Pour le marché ouest-africain spécifiquement, trois débouchés professionnels concrets après CEH : analyste SOC junior dans une banque ou opérateur (450 000 à 700 000 FCFA mensuels à Dakar/Abidjan), pentester junior dans une ESN cybersécurité (NSIA Tech, Wari, Atlantique IT, Avizo, Atexo) à 600 000-900 000 FCFA, consultant freelance sur missions d’audit pour PME et organisations internationales (300 000-500 000 FCFA par mission de 5-10 jours).
Ce guide est l’article central du cluster CEH. Il explique la structure de la certification et les concepts ; les sept tutoriels associés montrent comment exécuter pratiquement chaque famille d’attaques en lab personnel.
L’examen 312-50 v13 en 2026 : ce qu’EC-Council a changé
L’examen actuel s’appelle officiellement Certified Ethical Hacker (CEH) version 13, code Pearson VUE 312-50. La version 13 a remplacé la v12 le 23 septembre 2024 et reste la version active à la date de cette rédaction (avril 2026). Les paramètres clés à connaître : durée 240 minutes (4 heures), 125 questions à choix multiple uniquement (pas de drag-and-drop, pas de labs simulés à l’examen théorique standard — les labs sont réservés au CEH Practical optionnel), prix officiel 650 USD pour le voucher seul, langues anglais (uniquement). Le score requis varie de 60 à 85 % selon la difficulté du pool de questions tiré (système cut-score dynamique d’EC-Council) ; en pratique, la communauté vise 75 % comme objectif sécurisant.
Le format est pénible à un endroit précis : 4 heures continues, 125 questions, soit moins de 2 minutes par question, sans pause prévue (tu peux quitter la salle pour les toilettes mais le chrono continue).
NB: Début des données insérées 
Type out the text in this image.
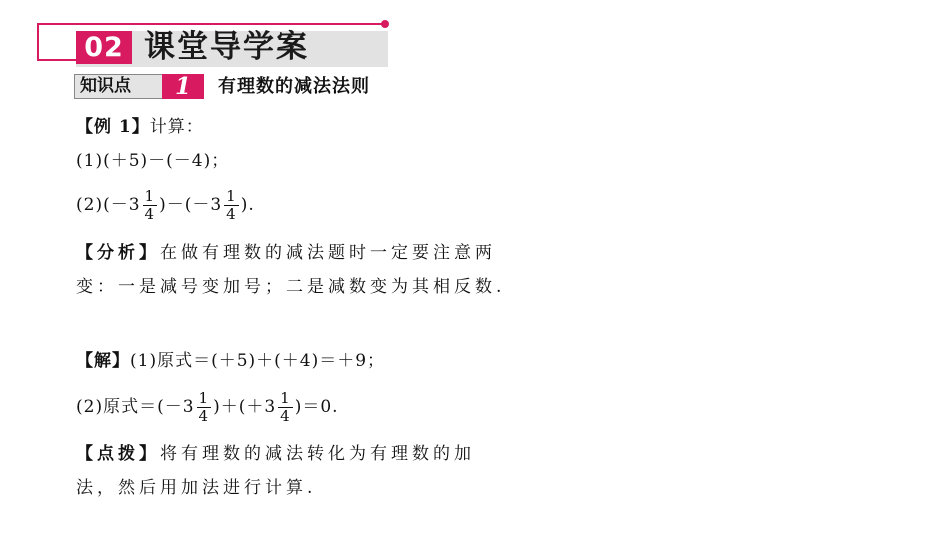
02 课堂导学案
知识点	1	有理数的减法法则
【例 1】计算：
(1)(＋5)－(－4)；
$(2)(-3 \frac{1}{4} )-(-3 \frac{1}{4}$ ).
【分析】在做有理数的减法题时一定要注意两变：一是减号变加号；二是减数变为其相反数.
【解】(1)原式＝(＋5)＋(＋4)＝＋9；
(2)原式$=(-3 \frac{1}{4} )+(+3 \frac{1}{4} )=0$.
【点拨】将有理数的减法转化为有理数的加法，然后用加法进行计算.
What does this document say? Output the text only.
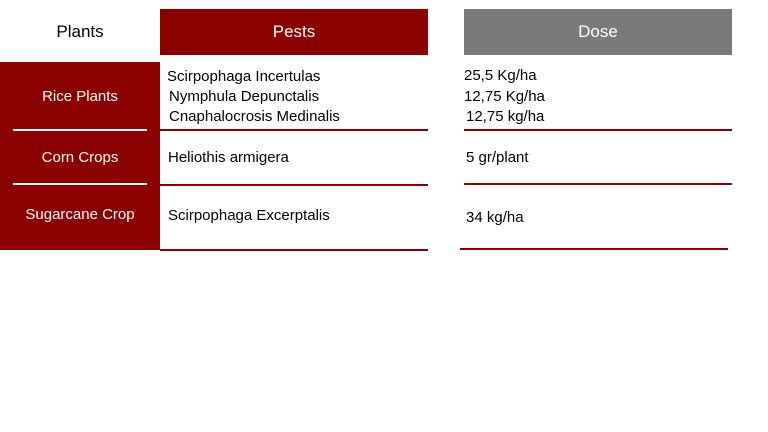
Plants	Pests	Dose
Rice Plants
Corn Crops
Sugarcane Crop
Scirpophaga Incertulas
Nymphula Depunctalis
Cnaphalocrosis Medinalis
Heliothis armigera
Scirpophaga Excerptalis
25,5 Kg/ha
12,75 Kg/ha
12,75 kg/ha
5 gr/plant
34 kg/ha
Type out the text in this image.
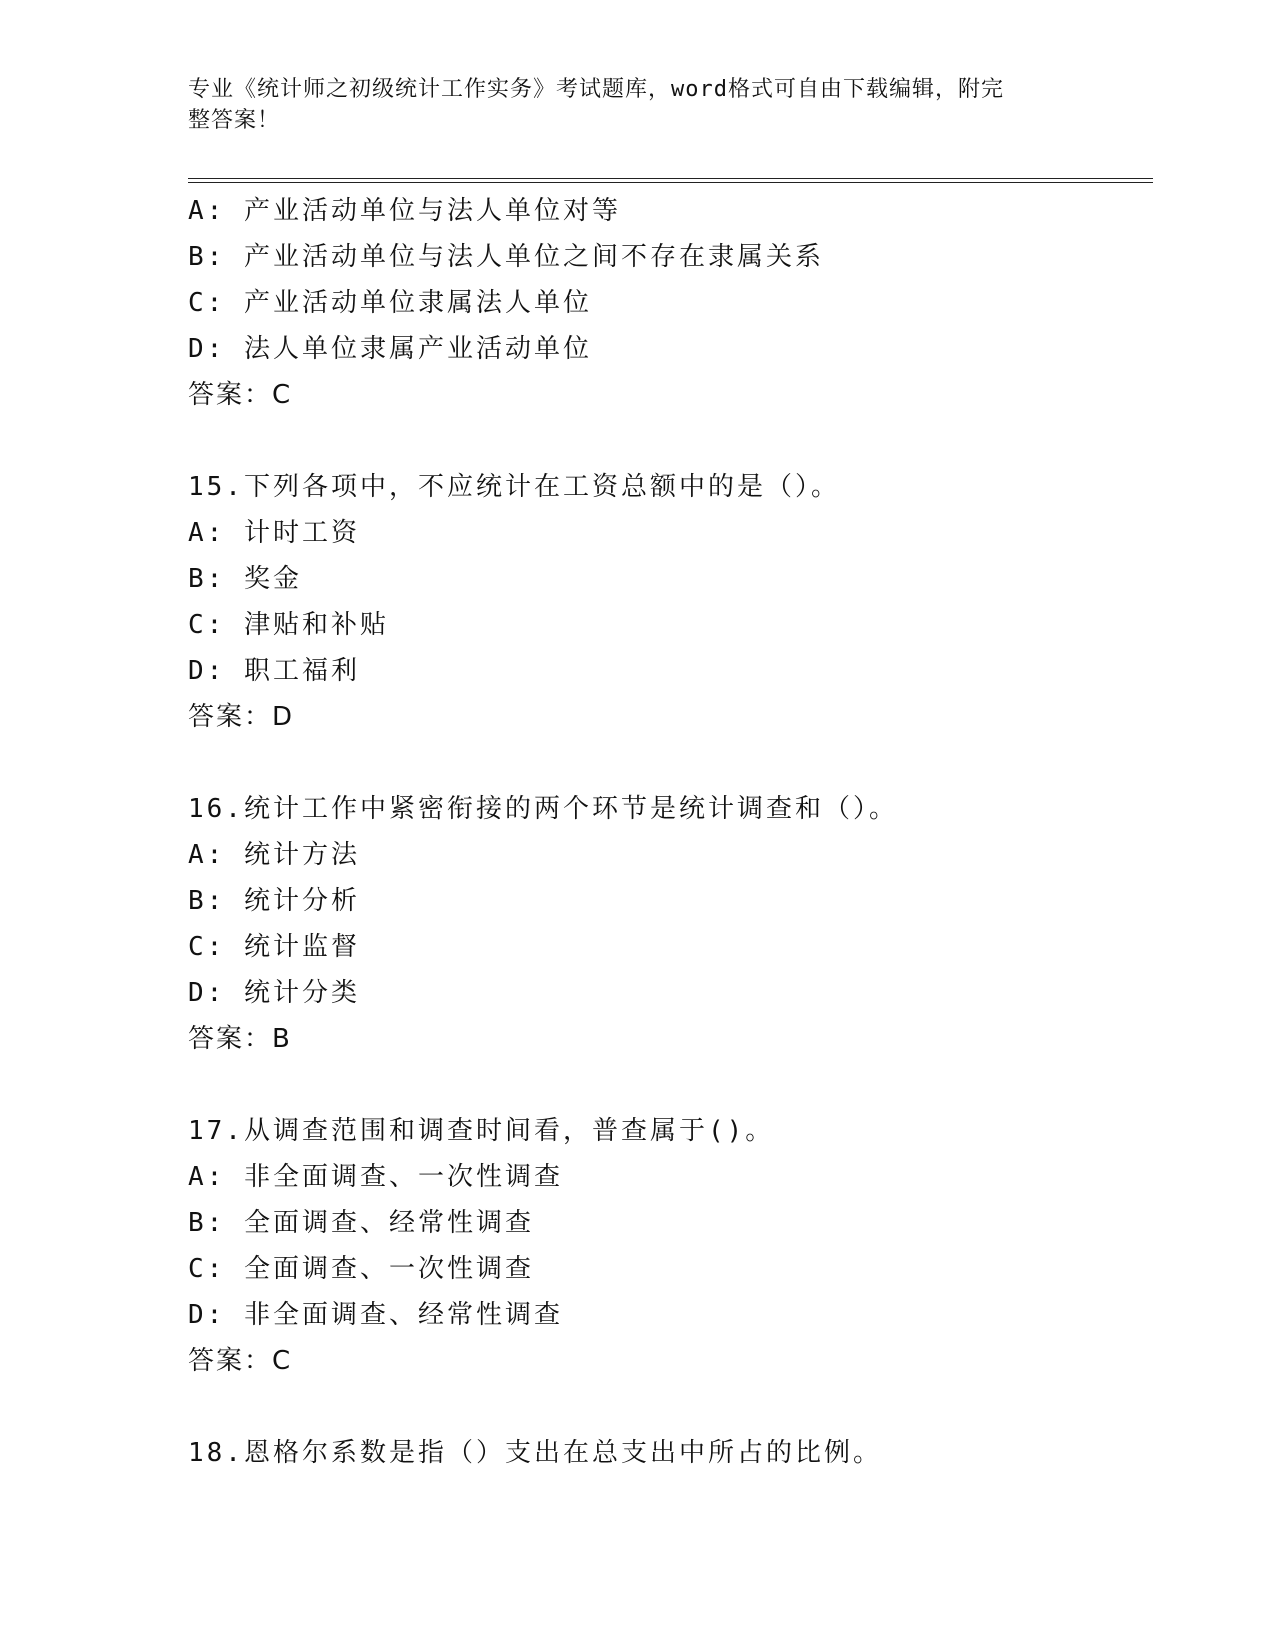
专业《统计师之初级统计工作实务》考试题库，word格式可自由下载编辑，附完
整答案！
A: 产业活动单位与法人单位对等
B: 产业活动单位与法人单位之间不存在隶属关系
C: 产业活动单位隶属法人单位
D: 法人单位隶属产业活动单位
答案：C
15.下列各项中，不应统计在工资总额中的是（）。
A: 计时工资
B: 奖金
C: 津贴和补贴
D: 职工福利
答案：D
16.统计工作中紧密衔接的两个环节是统计调查和（）。
A: 统计方法
B: 统计分析
C: 统计监督
D: 统计分类
答案：B
17.从调查范围和调查时间看，普查属于()。
A: 非全面调查、一次性调查
B: 全面调查、经常性调查
C: 全面调查、一次性调查
D: 非全面调查、经常性调查
答案：C
18.恩格尔系数是指（）支出在总支出中所占的比例。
Beaucoup de candidats s’effondrent sur les 30 dernières questions par fatigue cognitive ; la stratégie consiste à pratiquer des examens blancs complets en conditions réelles avant le jour J, pas seulement par chapitres.
Les changements de la v13 par rapport à la v12 sont massifs en intention, modérés en volume. EC-Council a ajouté trois axes nouveaux qui pèsent désormais 15-20 % de l’examen : intégration IA dans toutes les phases du pentesting (reconnaissance OSINT pilotée par LLM, génération de payloads par IA, détection de patterns par ML — le module 20 AI in Ethical Hacking est entièrement nouveau), élargissement des modules Cloud Security et Operational Technology (OT) hacking (industrie 4.0, SCADA, ICS — pertinent pour qui vise les cibles industrielles type cimenteries, mines, ports régionaux), enfin une réécriture des modules malware et social engineering pour intégrer les techniques 2024-2025 (LLM-generated phishing, deepfake voice, supply-chain attacks à la SolarWinds).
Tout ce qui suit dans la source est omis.